Premium and mass-market carmakers have looked to fast-growing markets such as China to make up for sluggish sales growth in Europe, although China’s car market, the world’s biggest, is seen cooling this year due to rising fuel prices and tighter rules on car registrations.
Year-on-year wholesale vehicle sales growth of Daimler’s luxury Mercedes-Benz cars in China tumbled to eight percent in the second quarter from 82 percent in the first.
“Demand for cars in the major emerging markets of China, India, Brazil and Russia will probably continue to grow. But rates of growth in China and India are likely to be distinctly lower than last year,” Daimler said on Wednesday.
Chief Executive Dieter Zetsche last month warned of growing economic risks in emerging markets that could cause the auto industry’s growth engine to sputter.
Daimler, which also makes Smart cars, reported stronger-than-expected operating results for the second quarter, partly thanks to strong sales of vans and buses, and gave an upbeat outlook for the full year.
Its shares were down 0.8 percent at 51.4 euros by 09:32 a.m. British time, compared with a 1.7 percent lower STOXX Europe 600 Automobiles & Parts index .
“Even though profits came in strong, Daimler’s sales have disappointed. And in the very demanding car sector, that’s enough to send the shares down,” a trader said.
French carmaker PSA Peugeot Citroen’s warning early that the Japanese earthquake in March would hit profit was also weighing on Daimler shares, traders said.
Emerging markets have generated almost three quarters of world growth over the past two years, but there is rising concern that inflation in China, the world’s second-largest economy, could prompt a slowdown in emerging markets across the board.

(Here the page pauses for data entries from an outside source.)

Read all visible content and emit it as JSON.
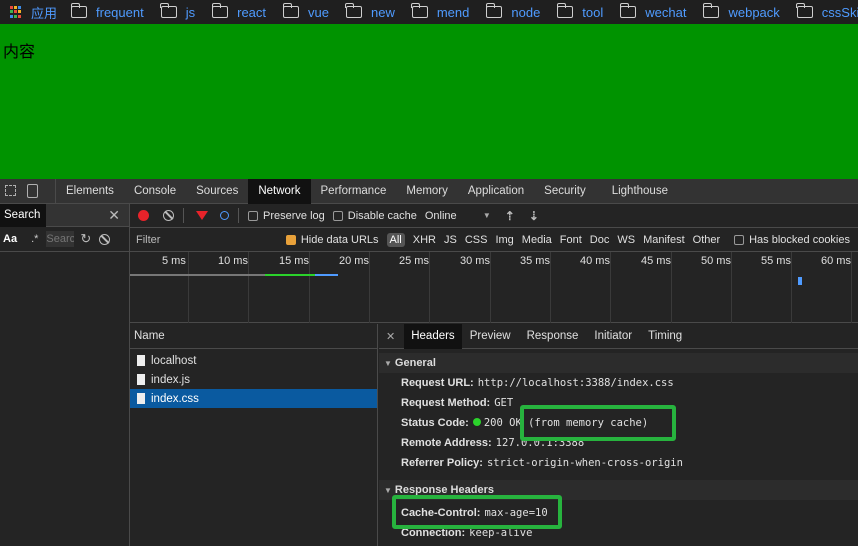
{
  "bookmarks": {
    "apps_label": "应用",
    "apps_icon": "apps-grid-icon",
    "folders": [
      "frequent",
      "js",
      "react",
      "vue",
      "new",
      "mend",
      "node",
      "tool",
      "wechat",
      "webpack",
      "cssSkill"
    ],
    "folder_icon": "folder-icon",
    "link_color": "#4f9bff"
  },
  "page": {
    "text": "内容",
    "background": "#009300"
  },
  "devtools": {
    "tabs": [
      "Elements",
      "Console",
      "Sources",
      "Network",
      "Performance",
      "Memory",
      "Application",
      "Security",
      "Lighthouse"
    ],
    "active_tab": "Network",
    "search_panel": {
      "title": "Search",
      "case_label": "Aa",
      "regex_label": ".*",
      "placeholder": "Search"
    },
    "toolbar": {
      "preserve_log": "Preserve log",
      "disable_cache": "Disable cache",
      "throttle": "Online"
    },
    "filter": {
      "placeholder": "Filter",
      "hide_data_urls": "Hide data URLs",
      "all": "All",
      "types": [
        "XHR",
        "JS",
        "CSS",
        "Img",
        "Media",
        "Font",
        "Doc",
        "WS",
        "Manifest",
        "Other"
      ],
      "blocked_cookies": "Has blocked cookies"
    },
    "timeline": {
      "ticks": [
        "5 ms",
        "10 ms",
        "15 ms",
        "20 ms",
        "25 ms",
        "30 ms",
        "35 ms",
        "40 ms",
        "45 ms",
        "50 ms",
        "55 ms",
        "60 ms"
      ]
    },
    "requests": {
      "column": "Name",
      "rows": [
        "localhost",
        "index.js",
        "index.css"
      ],
      "selected": "index.css"
    },
    "headers_panel": {
      "tabs": [
        "Headers",
        "Preview",
        "Response",
        "Initiator",
        "Timing"
      ],
      "active_tab": "Headers",
      "general_title": "General",
      "general": [
        {
          "k": "Request URL:",
          "v": "http://localhost:3388/index.css"
        },
        {
          "k": "Request Method:",
          "v": "GET"
        },
        {
          "k": "Status Code:",
          "v": "200 OK (from memory cache)"
        },
        {
          "k": "Remote Address:",
          "v": "127.0.0.1:3388"
        },
        {
          "k": "Referrer Policy:",
          "v": "strict-origin-when-cross-origin"
        }
      ],
      "response_title": "Response Headers",
      "response": [
        {
          "k": "Cache-Control:",
          "v": "max-age=10"
        },
        {
          "k": "Connection:",
          "v": "keep-alive"
        }
      ]
    },
    "highlight_color": "#27b33e"
  }
}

Daimler’s comments on emerging markets chimed with Peugeot, which earlier pared its forecast for growth in China to around 7 percent, from a previous forecast of 10 percent.
Peugeot boosted its forecast for the Latin American market and said the Russian market would grow by about 30 percent, more than twice as fast as it previously had expected.
The Russian car market has been recovering rapidly from the global economic crisis, helped by a twice-extended scrappage scheme, and is on track to become Europe’s biggest car market.
Daimler’s second-quarter earnings before interest and tax (EBIT) rose 23 percent to 2.58 billion euros (1.4 billion pounds), which beat an average estimate of 2.49 billion euros in a Reuters poll.
But revenues increased by only about 5 percent to 26.34 billion euros in the period, missing an average estimate of 27.99 billion in a Reuters poll.
Still, analysts said they believed that the second half of this year could bring fresh growth for Daimler.
“We’re optimistic. Mercedes has some important model launches during the course of 2011 and should see capacity utilization benefits from new SUVs and new small cars heading into 2012,” Bernstein analyst Max Warburton said.
Daimler said it now expects 2011 EBIT to very significantly exceed the year-earlier level. Analysts on average see 2011 group EBIT at 9.15 billion euros, up almost 26 percent from a year earlier.